The reaction of professional humanitarians to the gun-sight video was muted, to say the least. The big three human rights organizations—Human Rights Watch (HRW), Amnesty International, and Human Rights First—responded not with position papers and furious press releases but with silence. HRW omitted any mention of it in its report on human rights and war crimes in Iraq, published nearly a year after the video’s release. Amnesty also kept mum. Gabor Rona, legal director of Human Rights First, told me there wasn’t enough evidence to ascertain whether the laws of war had been violated, and that his organization had no Freedom of Information Act requests underway to uncover new evidence on the matter.
This collective non-response, it should be stressed, is not because these humanitarian groups, which do much valuable work, are cowardly or “sell-outs.” The reason is: all three human rights groups, like human rights doctrine itself, are primarily concerned with questions of legality. And quite simply, as atrocious as the event was, there was no clear violation of the laws of war to provide a toehold for the professional humanitarians.

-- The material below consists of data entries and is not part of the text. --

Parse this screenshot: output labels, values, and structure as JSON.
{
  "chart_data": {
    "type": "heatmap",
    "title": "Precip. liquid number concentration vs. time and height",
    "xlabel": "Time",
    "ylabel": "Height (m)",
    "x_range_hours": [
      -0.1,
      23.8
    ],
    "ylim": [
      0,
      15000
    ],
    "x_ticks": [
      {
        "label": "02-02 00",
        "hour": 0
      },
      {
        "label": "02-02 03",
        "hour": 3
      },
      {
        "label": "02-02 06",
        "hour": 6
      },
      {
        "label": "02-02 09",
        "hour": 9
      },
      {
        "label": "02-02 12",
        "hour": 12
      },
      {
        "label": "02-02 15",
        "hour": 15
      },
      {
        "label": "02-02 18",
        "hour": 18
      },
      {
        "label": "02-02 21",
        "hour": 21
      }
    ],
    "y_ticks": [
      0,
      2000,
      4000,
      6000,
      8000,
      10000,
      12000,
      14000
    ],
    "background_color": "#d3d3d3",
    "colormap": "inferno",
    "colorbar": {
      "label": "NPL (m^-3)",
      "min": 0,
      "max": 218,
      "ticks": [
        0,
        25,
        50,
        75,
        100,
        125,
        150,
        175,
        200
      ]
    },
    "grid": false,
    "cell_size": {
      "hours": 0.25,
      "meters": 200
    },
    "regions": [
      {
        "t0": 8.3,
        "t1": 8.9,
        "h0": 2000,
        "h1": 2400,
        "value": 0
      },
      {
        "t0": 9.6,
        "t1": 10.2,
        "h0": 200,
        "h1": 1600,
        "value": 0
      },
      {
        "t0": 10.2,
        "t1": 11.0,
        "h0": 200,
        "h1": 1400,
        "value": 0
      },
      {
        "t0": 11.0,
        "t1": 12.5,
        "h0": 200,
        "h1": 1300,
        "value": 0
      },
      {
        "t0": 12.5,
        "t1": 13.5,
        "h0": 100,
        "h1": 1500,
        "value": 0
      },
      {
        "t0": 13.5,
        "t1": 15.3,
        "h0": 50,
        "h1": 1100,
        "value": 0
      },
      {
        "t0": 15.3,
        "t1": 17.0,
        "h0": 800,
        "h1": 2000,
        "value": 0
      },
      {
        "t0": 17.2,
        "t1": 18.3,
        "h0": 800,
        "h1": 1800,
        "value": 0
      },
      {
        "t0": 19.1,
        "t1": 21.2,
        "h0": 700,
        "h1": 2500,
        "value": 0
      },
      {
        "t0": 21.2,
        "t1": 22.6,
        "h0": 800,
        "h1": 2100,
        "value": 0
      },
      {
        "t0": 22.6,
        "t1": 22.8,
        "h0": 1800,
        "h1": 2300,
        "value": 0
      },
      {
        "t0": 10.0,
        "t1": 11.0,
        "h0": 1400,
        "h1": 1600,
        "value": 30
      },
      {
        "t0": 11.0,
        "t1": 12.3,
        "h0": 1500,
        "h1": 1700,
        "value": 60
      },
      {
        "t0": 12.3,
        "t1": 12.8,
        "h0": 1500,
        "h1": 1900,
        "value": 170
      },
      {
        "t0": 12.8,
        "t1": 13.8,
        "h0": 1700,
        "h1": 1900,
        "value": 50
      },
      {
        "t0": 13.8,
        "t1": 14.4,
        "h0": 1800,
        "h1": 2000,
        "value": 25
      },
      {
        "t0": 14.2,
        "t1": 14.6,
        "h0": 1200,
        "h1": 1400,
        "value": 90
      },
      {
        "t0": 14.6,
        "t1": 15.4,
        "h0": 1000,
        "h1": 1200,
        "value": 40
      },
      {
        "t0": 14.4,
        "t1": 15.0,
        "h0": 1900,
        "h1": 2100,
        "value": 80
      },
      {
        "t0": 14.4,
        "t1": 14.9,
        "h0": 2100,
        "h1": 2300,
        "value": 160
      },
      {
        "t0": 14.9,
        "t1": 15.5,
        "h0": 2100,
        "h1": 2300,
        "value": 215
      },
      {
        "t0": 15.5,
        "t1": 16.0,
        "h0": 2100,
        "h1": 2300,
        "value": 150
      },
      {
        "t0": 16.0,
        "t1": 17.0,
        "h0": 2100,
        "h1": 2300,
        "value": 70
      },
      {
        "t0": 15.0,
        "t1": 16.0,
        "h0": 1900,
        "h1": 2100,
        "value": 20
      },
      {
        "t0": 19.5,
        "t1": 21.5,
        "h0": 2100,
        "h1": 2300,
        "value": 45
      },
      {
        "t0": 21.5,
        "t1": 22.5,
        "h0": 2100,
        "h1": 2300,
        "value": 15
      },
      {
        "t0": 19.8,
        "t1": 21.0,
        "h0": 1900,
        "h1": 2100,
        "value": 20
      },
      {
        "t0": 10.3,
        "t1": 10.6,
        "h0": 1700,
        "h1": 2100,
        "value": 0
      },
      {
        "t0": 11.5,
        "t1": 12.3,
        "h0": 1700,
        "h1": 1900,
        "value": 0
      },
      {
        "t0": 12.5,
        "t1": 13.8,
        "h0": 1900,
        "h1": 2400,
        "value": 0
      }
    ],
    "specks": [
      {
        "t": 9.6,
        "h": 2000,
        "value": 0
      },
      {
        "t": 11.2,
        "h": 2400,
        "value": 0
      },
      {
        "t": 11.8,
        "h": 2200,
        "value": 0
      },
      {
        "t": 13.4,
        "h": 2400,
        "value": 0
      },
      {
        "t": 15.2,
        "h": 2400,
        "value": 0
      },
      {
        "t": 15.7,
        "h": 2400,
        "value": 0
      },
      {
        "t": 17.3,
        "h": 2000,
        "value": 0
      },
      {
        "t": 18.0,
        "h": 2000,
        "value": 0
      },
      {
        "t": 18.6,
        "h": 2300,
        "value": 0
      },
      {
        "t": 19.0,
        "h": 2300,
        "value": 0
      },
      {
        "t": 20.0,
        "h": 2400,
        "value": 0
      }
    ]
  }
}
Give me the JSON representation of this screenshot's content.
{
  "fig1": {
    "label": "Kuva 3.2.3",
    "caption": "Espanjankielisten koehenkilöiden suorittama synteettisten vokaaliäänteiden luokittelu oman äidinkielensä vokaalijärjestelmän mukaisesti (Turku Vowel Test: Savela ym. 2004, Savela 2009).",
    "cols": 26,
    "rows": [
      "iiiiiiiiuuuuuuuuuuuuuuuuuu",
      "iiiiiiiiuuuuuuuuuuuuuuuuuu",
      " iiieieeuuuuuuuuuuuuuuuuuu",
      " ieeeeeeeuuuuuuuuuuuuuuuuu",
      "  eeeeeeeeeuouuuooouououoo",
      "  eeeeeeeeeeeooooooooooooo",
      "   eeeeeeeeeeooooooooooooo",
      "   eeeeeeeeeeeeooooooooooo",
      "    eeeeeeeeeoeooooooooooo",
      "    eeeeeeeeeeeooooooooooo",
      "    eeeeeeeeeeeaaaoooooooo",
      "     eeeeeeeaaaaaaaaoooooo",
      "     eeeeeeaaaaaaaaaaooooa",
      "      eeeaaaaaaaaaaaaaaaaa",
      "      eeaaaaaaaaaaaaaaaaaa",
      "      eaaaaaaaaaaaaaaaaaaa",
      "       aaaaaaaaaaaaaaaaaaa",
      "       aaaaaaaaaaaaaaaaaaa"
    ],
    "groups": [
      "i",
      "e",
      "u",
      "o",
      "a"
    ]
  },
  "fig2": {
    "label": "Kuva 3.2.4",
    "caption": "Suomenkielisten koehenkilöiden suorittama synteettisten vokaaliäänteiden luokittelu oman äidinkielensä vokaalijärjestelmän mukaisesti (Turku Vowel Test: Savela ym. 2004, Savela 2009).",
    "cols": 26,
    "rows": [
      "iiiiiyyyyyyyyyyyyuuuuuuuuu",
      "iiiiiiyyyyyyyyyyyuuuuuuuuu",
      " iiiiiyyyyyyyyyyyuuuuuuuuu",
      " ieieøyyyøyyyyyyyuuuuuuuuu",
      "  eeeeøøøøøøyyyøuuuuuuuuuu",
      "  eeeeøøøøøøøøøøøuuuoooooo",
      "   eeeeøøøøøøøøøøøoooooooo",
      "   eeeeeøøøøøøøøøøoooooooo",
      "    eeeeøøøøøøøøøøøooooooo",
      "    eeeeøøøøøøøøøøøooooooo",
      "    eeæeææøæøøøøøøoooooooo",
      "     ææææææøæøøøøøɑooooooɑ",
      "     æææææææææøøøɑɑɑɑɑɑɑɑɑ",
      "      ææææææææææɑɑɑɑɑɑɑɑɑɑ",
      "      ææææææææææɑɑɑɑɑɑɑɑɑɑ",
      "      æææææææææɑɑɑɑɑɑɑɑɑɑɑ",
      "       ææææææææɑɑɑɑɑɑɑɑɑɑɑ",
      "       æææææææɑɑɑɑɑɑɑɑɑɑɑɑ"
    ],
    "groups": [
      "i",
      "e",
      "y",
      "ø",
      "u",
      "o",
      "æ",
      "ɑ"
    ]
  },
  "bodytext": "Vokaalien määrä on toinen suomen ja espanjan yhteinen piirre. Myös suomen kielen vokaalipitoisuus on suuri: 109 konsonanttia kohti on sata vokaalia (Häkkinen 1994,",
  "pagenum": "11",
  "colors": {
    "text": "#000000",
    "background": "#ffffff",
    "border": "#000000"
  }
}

The human rights industry is hardly alone in finding the event disturbing but in conformance with the laws of war. As Professor Gary Solis, a leading expert and author of a standard text on those laws, told Scott Horton of Harper’s Magazine, “I believe it unlikely that a neutral and detached investigator would conclude that the helicopter personnel violated the laws of armed conflict. Legal guilt does not always accompany innocent death.” It bears noting that Gary Solis is no neocon ultra. A scholar who has taught at the London School of Economics and Georgetown, he is the author of a standard textbook on the subject, and was an unflinching critic of the Bush-Cheney administration.
War and International “Humanitarian” Law
“International humanitarian law,” or IHL, is the trying-too-hard euphemism for the laws of war. And as it happens, IHL turns out to be less concerned with restraining military violence than licensing it. As applied to America’s recent wars, this body of law turns out to be wonderfully accommodating when it comes to the prerogatives of an occupying army.